Achievements and titles
- Personal best: LJ – 5.80 m (1937)

Medal record
Representing England
British Empire Games
| Silver medal – second place | 1938 Sydney | Long jump |
| Silver medal – second place | 1938 Sydney | 4×110/220 yd |

= Ethel Raby =

English track and field athlete

Ethel Mabel Raby, married name Davies (8 October 1914 – 30 March 2008), was an English athlete who competed in the 1938 British Empire Games.

== Biography ==
At the 1938 British Empire Games, Raby won silver medals in the long jump and 220-110-220-110 yards relay; in the 100 yards and 80 metre hurdles events she was eliminated in the heats. Later that year she competed in the 1938 European Championships in Athletics and finished fourth in the long jump.

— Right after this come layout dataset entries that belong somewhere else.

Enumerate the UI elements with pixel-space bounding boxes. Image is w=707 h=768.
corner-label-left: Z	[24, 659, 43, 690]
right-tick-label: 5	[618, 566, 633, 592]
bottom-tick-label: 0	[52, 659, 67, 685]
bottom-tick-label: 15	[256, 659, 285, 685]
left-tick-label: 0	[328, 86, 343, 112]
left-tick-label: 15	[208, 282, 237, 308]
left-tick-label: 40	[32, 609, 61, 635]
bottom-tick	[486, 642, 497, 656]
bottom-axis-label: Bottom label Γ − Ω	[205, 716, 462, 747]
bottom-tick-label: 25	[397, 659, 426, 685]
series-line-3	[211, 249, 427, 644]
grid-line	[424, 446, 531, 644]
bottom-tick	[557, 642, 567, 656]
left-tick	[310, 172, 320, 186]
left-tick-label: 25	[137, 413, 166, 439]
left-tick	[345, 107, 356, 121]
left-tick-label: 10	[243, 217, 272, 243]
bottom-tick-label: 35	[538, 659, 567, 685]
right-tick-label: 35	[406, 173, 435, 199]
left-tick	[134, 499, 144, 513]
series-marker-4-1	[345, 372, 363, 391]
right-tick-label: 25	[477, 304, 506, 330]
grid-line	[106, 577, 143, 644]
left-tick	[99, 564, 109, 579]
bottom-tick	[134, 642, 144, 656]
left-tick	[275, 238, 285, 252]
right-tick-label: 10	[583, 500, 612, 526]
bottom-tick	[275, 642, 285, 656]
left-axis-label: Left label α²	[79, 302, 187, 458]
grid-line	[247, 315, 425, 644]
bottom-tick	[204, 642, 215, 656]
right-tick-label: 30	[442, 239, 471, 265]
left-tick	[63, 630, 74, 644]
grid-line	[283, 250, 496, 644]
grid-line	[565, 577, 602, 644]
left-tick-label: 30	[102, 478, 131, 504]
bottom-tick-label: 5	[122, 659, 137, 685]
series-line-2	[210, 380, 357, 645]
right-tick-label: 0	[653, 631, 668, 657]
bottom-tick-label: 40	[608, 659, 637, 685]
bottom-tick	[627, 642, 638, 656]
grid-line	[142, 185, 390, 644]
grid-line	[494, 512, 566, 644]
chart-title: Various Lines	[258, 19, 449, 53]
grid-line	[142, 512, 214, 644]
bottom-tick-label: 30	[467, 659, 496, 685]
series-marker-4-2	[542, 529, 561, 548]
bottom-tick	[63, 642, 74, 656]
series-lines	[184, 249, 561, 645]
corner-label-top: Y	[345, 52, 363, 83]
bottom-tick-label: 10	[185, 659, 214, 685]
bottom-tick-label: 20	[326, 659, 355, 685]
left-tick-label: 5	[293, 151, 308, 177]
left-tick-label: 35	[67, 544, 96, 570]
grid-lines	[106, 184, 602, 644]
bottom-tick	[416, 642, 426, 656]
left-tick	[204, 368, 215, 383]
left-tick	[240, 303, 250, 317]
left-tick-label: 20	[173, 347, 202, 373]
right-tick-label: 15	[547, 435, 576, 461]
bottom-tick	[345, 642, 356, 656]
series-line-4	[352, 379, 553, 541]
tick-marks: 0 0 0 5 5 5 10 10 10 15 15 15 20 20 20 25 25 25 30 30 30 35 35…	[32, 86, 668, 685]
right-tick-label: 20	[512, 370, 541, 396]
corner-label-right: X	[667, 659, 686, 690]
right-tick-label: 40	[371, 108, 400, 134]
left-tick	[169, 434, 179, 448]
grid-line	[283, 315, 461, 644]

Raby married swimmer Goldup Davies in late 1939. Davies also competed at the same 1938 British Empire Games and was an Olympian in 1948.

Raby became the national long jump champion after winning won the British WAAA Championships title at the 1935 WAAA Championships. She went on to successfully defend her title every year from 1936 to 1939 and regained the title at the 1946 WAAA Championships.